Nothing creates a larger brick wall to genealogy research than a foreign language. Documents brought with immigrants were written in their native languag and when that language continues to be used for several generations after arrival in this country, you will run into the language barrier a lot sooner in your research than you expected. This is what happened to me.
Most of my ancestral lines lived in or had regular contact with Baltimore City, Maryland. Many came from Germany. So many people of German ancestry lived in Baltimore that there were private and public German schools and a German newspaper. Under these conditions, German was still being spoken, written and read by my ancestors well into the mid 1900s.
The first records I encountered in German were those of Zion Lutheran Church in Baltimore. The volunteer kindly translated the records for me and, more importantly, interpreted the handwriting. But then, a cousin sent me an article about our 3G Grandfather from Baltimore’s German newspaper, Der Deutsche Correspondent. I speak a second language and it is not German. But we were never going to what this article said if I didn’t take a crack at it.

The typeface used in the old German newspaper was so ornate that I had trouble figuring out which letters they were.
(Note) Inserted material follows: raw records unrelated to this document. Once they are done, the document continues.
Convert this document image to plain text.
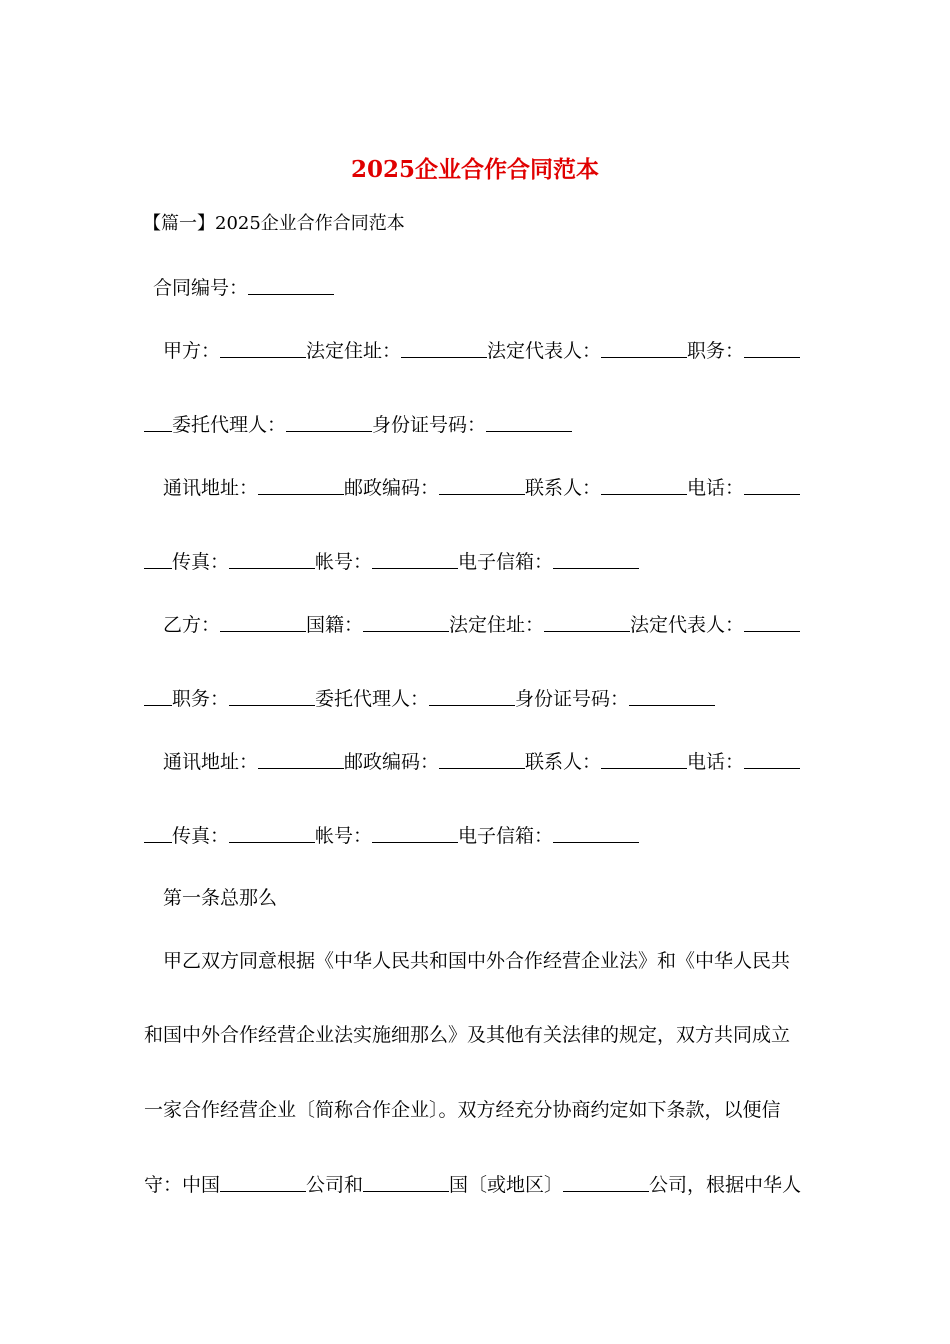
2025企业合作合同范本
【篇一】2025企业合作合同范本
合同编号：
甲方：	法定住址：	法定代表人：	职务：
委托代理人：	身份证号码：
通讯地址：	邮政编码：	联系人：	电话：
传真：	帐号：	电子信箱：
乙方：	国籍：	法定住址：	法定代表人：
职务：	委托代理人：	身份证号码：
通讯地址：	邮政编码：	联系人：	电话：
传真：	帐号：	电子信箱：
第一条总那么
甲乙双方同意根据《中华人民共和国中外合作经营企业法》和《中华人民共
和国中外合作经营企业法实施细那么》及其他有关法律的规定，双方共同成立
一家合作经营企业〔简称合作企业〕。双方经充分协商约定如下条款，以便信
守：中国	公司和	国〔或地区〕	公司，根据中华人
I scoured the Internet and found a blog post with the typeface to letter comparison. [1] Once I could write out some of the text, I could try Google Translate to get a sense of what the article was about.
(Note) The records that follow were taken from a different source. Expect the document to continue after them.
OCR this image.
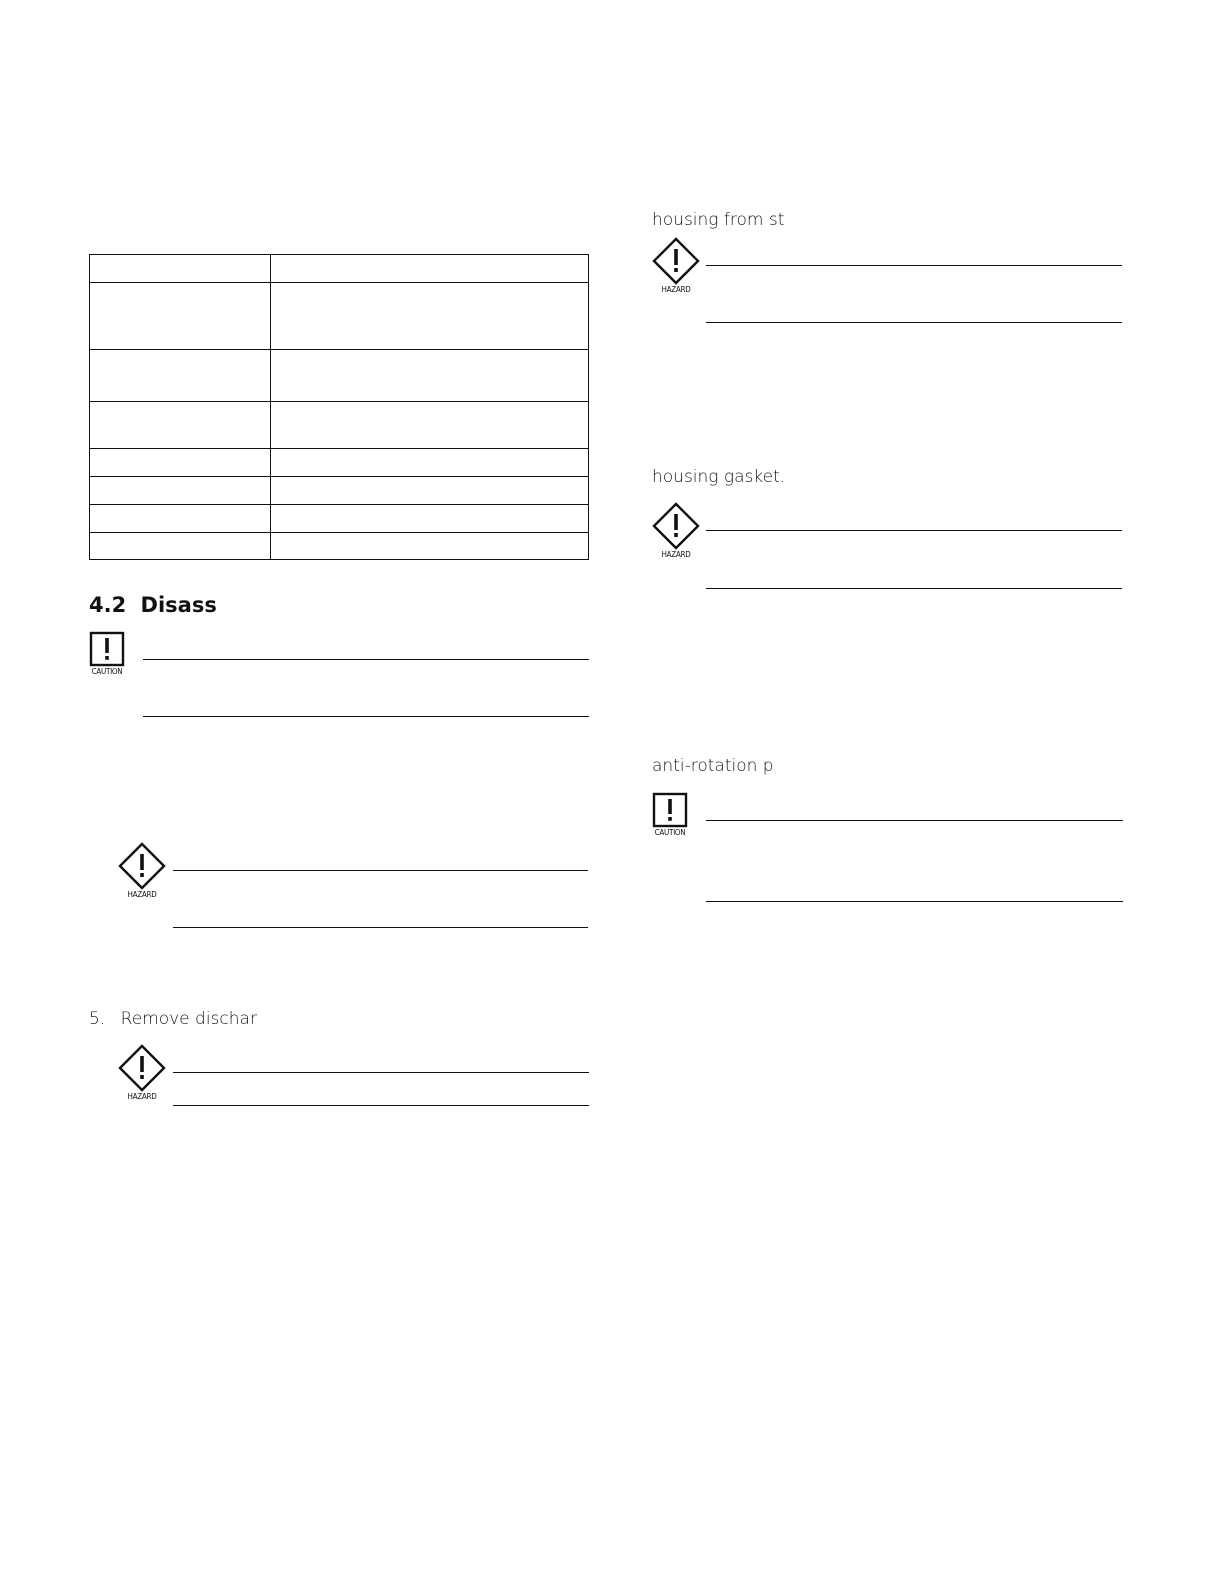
4.2 Disass
CAUTION
HAZARD
5. Remove dischar
HAZARD
housing from st
HAZARD
housing gasket.
HAZARD
anti-rotation p
CAUTION
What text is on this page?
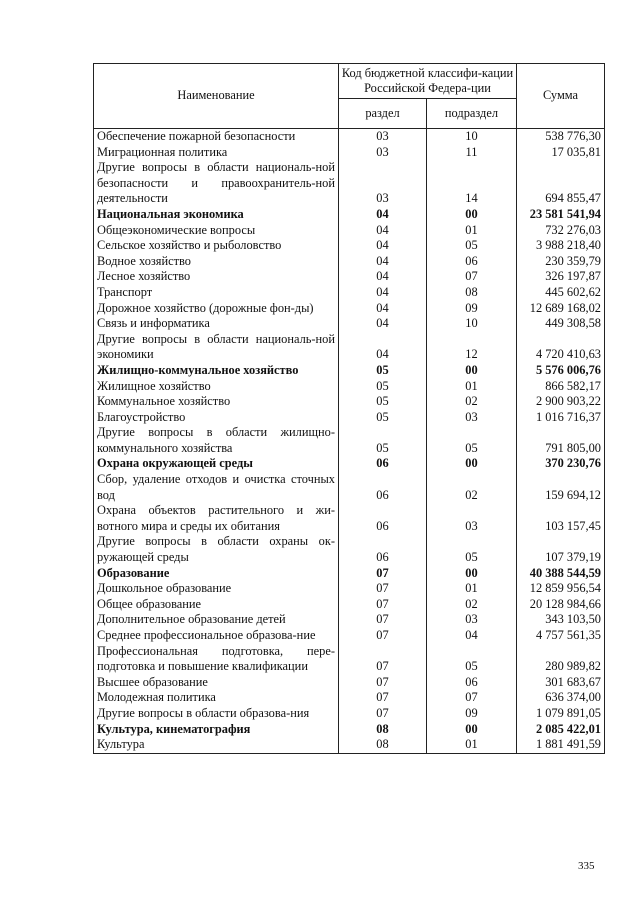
Наименование	Код бюджетной классифи-кации Российской Федера-ции		Сумма
	раздел	подраздел	
Обеспечение пожарной безопасности	03	10	538 776,30
Миграционная политика	03	11	17 035,81
Другие вопросы в области националь-ной безопасности и правоохранитель-ной деятельности	03	14	694 855,47
Национальная экономика	04	00	23 581 541,94
Общеэкономические вопросы	04	01	732 276,03
Сельское хозяйство и рыболовство	04	05	3 988 218,40
Водное хозяйство	04	06	230 359,79
Лесное хозяйство	04	07	326 197,87
Транспорт	04	08	445 602,62
Дорожное хозяйство (дорожные фон-ды)	04	09	12 689 168,02
Связь и информатика	04	10	449 308,58
Другие вопросы в области националь-ной экономики	04	12	4 720 410,63
Жилищно-коммунальное хозяйство	05	00	5 576 006,76
Жилищное хозяйство	05	01	866 582,17
Коммунальное хозяйство	05	02	2 900 903,22
Благоустройство	05	03	1 016 716,37
Другие вопросы в области жилищно-коммунального хозяйства	05	05	791 805,00
Охрана окружающей среды	06	00	370 230,76
Сбор, удаление отходов и очистка сточных вод	06	02	159 694,12
Охрана объектов растительного и жи-вотного мира и среды их обитания	06	03	103 157,45
Другие вопросы в области охраны ок-ружающей среды	06	05	107 379,19
Образование	07	00	40 388 544,59
Дошкольное образование	07	01	12 859 956,54
Общее образование	07	02	20 128 984,66
Дополнительное образование детей	07	03	343 103,50
Среднее профессиональное образова-ние	07	04	4 757 561,35
Профессиональная подготовка, пере-подготовка и повышение квалификации	07	05	280 989,82
Высшее образование	07	06	301 683,67
Молодежная политика	07	07	636 374,00
Другие вопросы в области образова-ния	07	09	1 079 891,05
Культура, кинематография	08	00	2 085 422,01
Культура	08	01	1 881 491,59
335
Im altern von 47 Jahren ist am Samstag in seiner Wohnung, Nr. 609, West Cross strausse, Hr Johann Michael Niclas nach lanrem kransettlager verschieden.
"In the age of 47 on Saturday in his apartment, No. 609, West Cross Street, Mr. Johann Michael Niclas is different according to lanrem craneset storage."
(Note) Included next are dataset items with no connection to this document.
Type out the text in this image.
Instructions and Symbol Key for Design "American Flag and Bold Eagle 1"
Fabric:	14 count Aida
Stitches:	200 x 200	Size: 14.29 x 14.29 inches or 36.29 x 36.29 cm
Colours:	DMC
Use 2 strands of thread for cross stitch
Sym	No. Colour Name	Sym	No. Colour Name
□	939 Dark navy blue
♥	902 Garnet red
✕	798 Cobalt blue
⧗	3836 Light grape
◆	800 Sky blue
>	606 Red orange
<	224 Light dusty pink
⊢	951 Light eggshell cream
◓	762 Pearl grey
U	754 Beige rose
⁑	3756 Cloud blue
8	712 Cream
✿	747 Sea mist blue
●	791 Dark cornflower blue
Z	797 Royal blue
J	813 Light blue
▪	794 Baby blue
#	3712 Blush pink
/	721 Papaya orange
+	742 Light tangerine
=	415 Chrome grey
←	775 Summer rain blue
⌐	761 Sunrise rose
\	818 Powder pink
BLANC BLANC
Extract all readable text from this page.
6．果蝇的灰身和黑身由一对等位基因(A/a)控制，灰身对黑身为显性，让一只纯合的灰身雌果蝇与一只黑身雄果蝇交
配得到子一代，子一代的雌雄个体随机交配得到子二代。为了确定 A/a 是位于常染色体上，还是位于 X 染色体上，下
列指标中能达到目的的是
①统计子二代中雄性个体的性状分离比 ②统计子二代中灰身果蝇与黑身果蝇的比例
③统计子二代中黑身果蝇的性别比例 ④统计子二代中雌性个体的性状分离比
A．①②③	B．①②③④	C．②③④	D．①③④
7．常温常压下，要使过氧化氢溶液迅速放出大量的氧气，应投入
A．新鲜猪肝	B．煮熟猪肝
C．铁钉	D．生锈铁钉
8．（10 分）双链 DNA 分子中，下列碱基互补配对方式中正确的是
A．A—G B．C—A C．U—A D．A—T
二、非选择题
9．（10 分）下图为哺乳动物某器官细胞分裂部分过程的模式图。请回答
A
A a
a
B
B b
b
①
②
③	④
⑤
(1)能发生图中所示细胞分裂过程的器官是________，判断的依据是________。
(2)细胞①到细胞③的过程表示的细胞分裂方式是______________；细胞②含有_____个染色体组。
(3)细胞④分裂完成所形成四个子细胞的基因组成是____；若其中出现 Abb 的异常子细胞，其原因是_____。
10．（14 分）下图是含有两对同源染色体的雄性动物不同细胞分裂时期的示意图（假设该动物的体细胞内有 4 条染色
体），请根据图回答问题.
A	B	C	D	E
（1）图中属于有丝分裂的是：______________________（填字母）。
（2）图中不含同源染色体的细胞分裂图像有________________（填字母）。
Even with this translation hachet job, we know where Johann lived and his age. The latter part of the sentence requires another review of the typeface. This is time consuming but very do-able. When I started, translating such an article took me an hour. It takes around fifteen minutes now. And, if you speak a second language, compare the translation to English to the translation to the second language.
Im altern von 47 Jahren ist am Samstag in seiner Wohnung, Nr. 609, West Cross strausse, Hr Johann Michael Niclas nach lanrem kransettlager verschieden.
"A la edad de 47 años el sábado en su apartamento, No. 609, West Cross Street, el Sr. Johann Michael Niclas es diferente según el almacenamiento del juego de grúas lanrem."
The clarification I get is in the translation of the opening phrase; At the age rather than In the age as Google had translated it. We did not need the comparison for this correction. However, there are many that are less obvious than this one.
Now, I will stop and look at a translation dictionary to double check the meaning of verschieden which I am sure that I am spelling correctly. It means different or various. In both the Spanish and the English it translated to storage due, likely, to the misspelling of the two previous words lanrem and kransettlager.
Let’s work on those words now. Do any of the letters look like another letter in a word that has been successfully translated? Run a few variants through the translation dictionary. I tried kranfenlager and the dictionary suggested Krankenlager or sickbed. That seems correct. I add an umlaut to the word länrem and I am going to revisit verschieden. I see that in another translation dictionary that verschieden can sometimes mean passed away. Remember, we are translating German from the late 1800s and archaic uses of words need to be explored.
Finally, here is our translation with a couple of manual corrections:
At the age of 47, Mr. Johann Michael Niclas in his apartment, No. 609, West Cross Street, passed away on Saturday after a long hospital stay.